BlueVoyant's warning after Qantas and Mango cyber attacks
Two major supplier breaches in one week have sent a clear warning to Australian businesses.
Cybersecurity firm BlueVoyant says the recent Qantas and Mango incidents prove that even the strongest companies are only as safe as their weakest partners.
"With Qantas customer data now appearing on the dark web and Mango confirming a third-party breach through a marketing vendor, Australian businesses seeing two major third-party breaches in the same week should take notice: your security posture is only as strong as your weakest link," said Kash Sharma, Managing Director for Australia and New Zealand at BlueVoyant.
The stark message follows the release of data belonging to 5.7 million Qantas customers after hackers published stolen records online. The criminals, calling themselves Scattered Lapsus$ Hunters, reportedly accessed the information in July by tricking a Qantas call centre worker in the Philippines into sharing credentials for a third-party platform, Salesforce.
At the same time, fashion retailer Mango confirmed it had also suffered a breach through one of its marketing vendors. The two incidents, occurring within days of each other, highlight the growing threat posed by compromised partners across corporate supply chains.
Sharma said that even when a company's core systems remain intact, exposure through external suppliers can be devastating. "As seen in these cases, even when core infrastructure remains untouched, exposure through a vendor or partner can have significant consequences for customer trust and brand reputation," he explained.
Third-party suppliers often manage sensitive customer data or have privileged access to internal systems - yet organisations rarely have full visibility into their partners' cyber practices. "Third-party suppliers often handle sensitive data or have access to key systems, but organisations can't always see or control the cyber standards of every partner in their ecosystem," Sharma said. "This is why continuous third-party risk monitoring has become essential."
According to BlueVoyant, attackers increasingly exploit gaps outside a company's direct control. These weaknesses, Sharma said, are being actively targeted by criminal groups seeking the "easiest way in". "Attackers are looking for the easiest way in, often by exploiting gaps in trusted partners that sit outside an organisation's perimeter," he added.
In Qantas's case, those gaps proved costly. After the ransom deadline passed, the hackers followed through on their threat, publishing customer records on the dark web. The exposure sparked anger among passengers who discovered their personal information - including names and addresses - available to download.
The breach has also renewed speculation over whether Qantas could face a financial penalty under the Australian Privacy Act. The Office of the Australian Information Commissioner has so far declined to comment, but privacy experts argue that any sanction should reflect the airline's scale and recent $1.6 billion full-year profit.
BlueVoyant's warning comes amid growing evidence that supply-chain attacks are on the rise. Research from the company shows that organisations relying on large vendor networks are increasingly being caught out by breaches that originate from smaller, less-protected partners.

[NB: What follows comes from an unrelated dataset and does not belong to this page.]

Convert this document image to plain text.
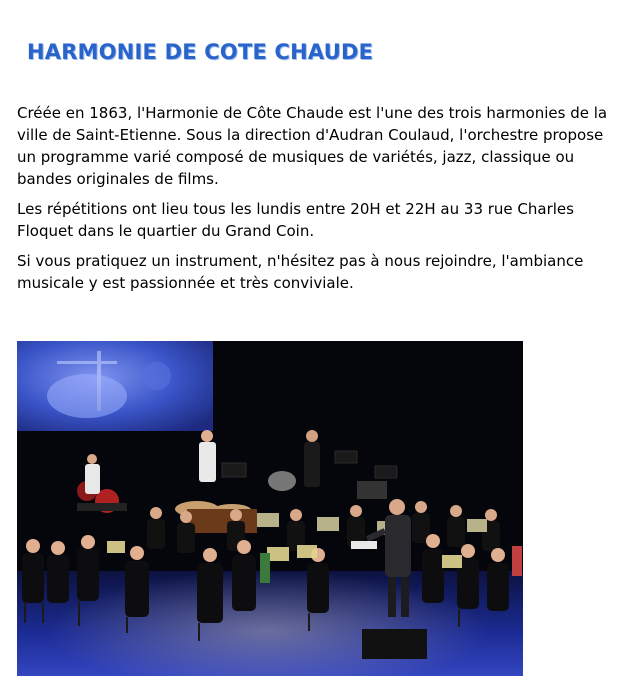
HARMONIE DE COTE CHAUDE

Créée en 1863, l'Harmonie de Côte Chaude est l'une des trois harmonies de la ville de Saint-Etienne. Sous la direction d'Audran Coulaud, l'orchestre propose un programme varié composé de musiques de variétés, jazz, classique ou bandes originales de films.

Les répétitions ont lieu tous les lundis entre 20H et 22H au 33 rue Charles Floquet dans le quartier du Grand Coin.

Si vous pratiquez un instrument, n'hésitez pas à nous rejoindre, l'ambiance musicale y est passionnée et très conviviale.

Sharma said visibility and real-time monitoring are now essential for any company working with third-party providers. "This is a reminder that visibility across your entire supply chain is now a fundamental component of cyber resilience," he said. "Whether you're a global fashion retailer or major airline, the lesson is the same - you're only as secure as the partners you keep."
The company's research also suggests that many firms underestimate how frequently vendor-linked vulnerabilities emerge - and how long they take to be detected. In most cases, BlueVoyant found, businesses only discover the breach after data has already been exposed online.
For customers affected by such incidents, the aftermath can be equally damaging. Cyber experts warn that those whose data has been leaked should expect a second wave of phishing scams and identity-theft attempts. Once personal details appear on the dark web, they can circulate indefinitely, traded and reused by different criminal groups.
BlueVoyant argues that prevention depends on greater collaboration between companies and their suppliers - not just during onboarding but throughout the entire relationship. Sharma explained that the traditional model of one-off audits is no longer sufficient in an era of constant cyber threats. "Continuous monitoring, not annual assessments, is what allows organisations to catch issues before they escalate," he said.
The events of the past week have also underscored the reputational damage that can follow a third-party incident. Even though the root cause may lie outside a company's direct control, customers tend to hold the brand they trust responsible.
"Customers don't differentiate between a vendor breach and a corporate breach," Sharma said. "If your supplier fails, your name is the one in the headlines."
As investigations into both breaches continue, BlueVoyant's message to Australian business leaders is unequivocal: cyber resilience now depends on complete transparency across every partner and provider in the chain.
"The lesson is simple," Sharma concluded. "You're only as secure as the partners you keep."